A loja actualiza regularmente a oferta e o menu, em resposta às mudanças no mercado. Quando o negócio foi entregue a Lian, a Mok Yi Kei ainda tinha à venda outros produtos tradicionais, como as bolas de peixe e o macarrão com salsichas, pois os principais clientes eram os moradores do bairro e os estudantes das escolas adjacentes. No entanto, com o desenvolvimento da economia, impulsionado pelo sector do turismo nas últimas duas décadas, a loja começou a atrair mais turistas, particularmente depois da abertura de novos empreendimentos no Cotai. “Com esta evolução, tivemos que dedicar o nosso tempo e recursos à criação de produtos que são procurados pelos nossos principais clientes”, explica a gerente.
Família alargada
Estimulada pela expansão do turismo, a Mok Yi Kei conseguia vender milhares de gelatinas e gelados diariamente antes da pandemia da COVID-19. “Eu só dormia três a quatro horas por dia, ou passava mesmo alguns dias sem dormir, quando o negócio estava a prosperar, quando o turismo local começou a crescer e enquanto ainda não havia muita oferta deste tipo de iguarias nesta zona”, recorda Liang. Mas a crise de saúde pública transformou completamente o cenário empresarial local, com o volume de vendas a cair devido à quebra no número de turistas na cidade.

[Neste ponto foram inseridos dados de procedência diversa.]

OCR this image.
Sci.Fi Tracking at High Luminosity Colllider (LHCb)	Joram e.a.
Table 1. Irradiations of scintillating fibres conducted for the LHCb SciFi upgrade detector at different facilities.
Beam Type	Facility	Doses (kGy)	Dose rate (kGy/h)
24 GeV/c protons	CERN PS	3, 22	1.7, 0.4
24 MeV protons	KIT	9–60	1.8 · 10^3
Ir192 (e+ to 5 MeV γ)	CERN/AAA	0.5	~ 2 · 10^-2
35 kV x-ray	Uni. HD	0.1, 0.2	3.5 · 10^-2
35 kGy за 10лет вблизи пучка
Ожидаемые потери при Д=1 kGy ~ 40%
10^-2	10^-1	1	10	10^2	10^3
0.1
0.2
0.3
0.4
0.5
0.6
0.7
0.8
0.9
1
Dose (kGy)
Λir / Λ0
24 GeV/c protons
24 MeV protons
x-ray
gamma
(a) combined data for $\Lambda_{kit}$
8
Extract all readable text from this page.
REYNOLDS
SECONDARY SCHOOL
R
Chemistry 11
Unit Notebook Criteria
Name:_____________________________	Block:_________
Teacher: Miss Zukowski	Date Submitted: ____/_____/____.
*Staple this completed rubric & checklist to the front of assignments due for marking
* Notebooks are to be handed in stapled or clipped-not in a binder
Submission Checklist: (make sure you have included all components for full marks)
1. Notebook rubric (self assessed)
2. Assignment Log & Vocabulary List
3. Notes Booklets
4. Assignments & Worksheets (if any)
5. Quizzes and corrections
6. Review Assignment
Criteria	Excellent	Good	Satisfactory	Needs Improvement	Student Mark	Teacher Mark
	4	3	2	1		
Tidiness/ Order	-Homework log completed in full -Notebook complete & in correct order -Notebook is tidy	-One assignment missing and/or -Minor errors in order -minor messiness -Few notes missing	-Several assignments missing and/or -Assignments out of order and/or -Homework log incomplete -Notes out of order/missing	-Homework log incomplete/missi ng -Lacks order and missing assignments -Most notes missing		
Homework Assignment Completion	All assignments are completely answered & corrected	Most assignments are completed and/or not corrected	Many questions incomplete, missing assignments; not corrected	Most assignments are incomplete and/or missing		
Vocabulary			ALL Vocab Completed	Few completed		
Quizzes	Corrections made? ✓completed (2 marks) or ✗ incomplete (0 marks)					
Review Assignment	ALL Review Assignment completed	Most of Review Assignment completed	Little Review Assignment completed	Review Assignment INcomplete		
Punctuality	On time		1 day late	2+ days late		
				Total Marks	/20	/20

“Perdemos vários milhões [de patacas] no início da pandemia. O negócio melhorou no ano passado, mas continua com altos e baixos devido à volatilidade da pandemia na cidade e na região”, diz Liang. Mas não há obstáculo que não possa ser ultrapassado, refere, acrescentando que a Mok Yi Kei planeia criar novos produtos e diversificar a oferta, na esperança de atrair mais clientes.
Desde que assumiu a responsabilidade pelo negócio, Liang reconhece que existe uma grande pressão, especialmente no sentido de não decepcionar os sogros. “O meu marido tem outros irmãos e não é o mais velho, mas os meus sogros passaram esta loja para nós”, sublinha.
No entanto, Liang não se arrepende de ter ficado com as rédeas da Mok Yi Kei. “Não sei porquê, mas tenho sido assim a vida toda: quando algo me é entregue ou me pedem para fazer algo, tento sempre dar o melhor que posso”, sublinha. “Nós não temos filhos, portanto, até uma certa medida, considero os clientes como parte da nossa família – mantive contacto e tornei-me amiga de muitos deles. Fico feliz quando eles estão satisfeitos com os produtos que oferecemos.”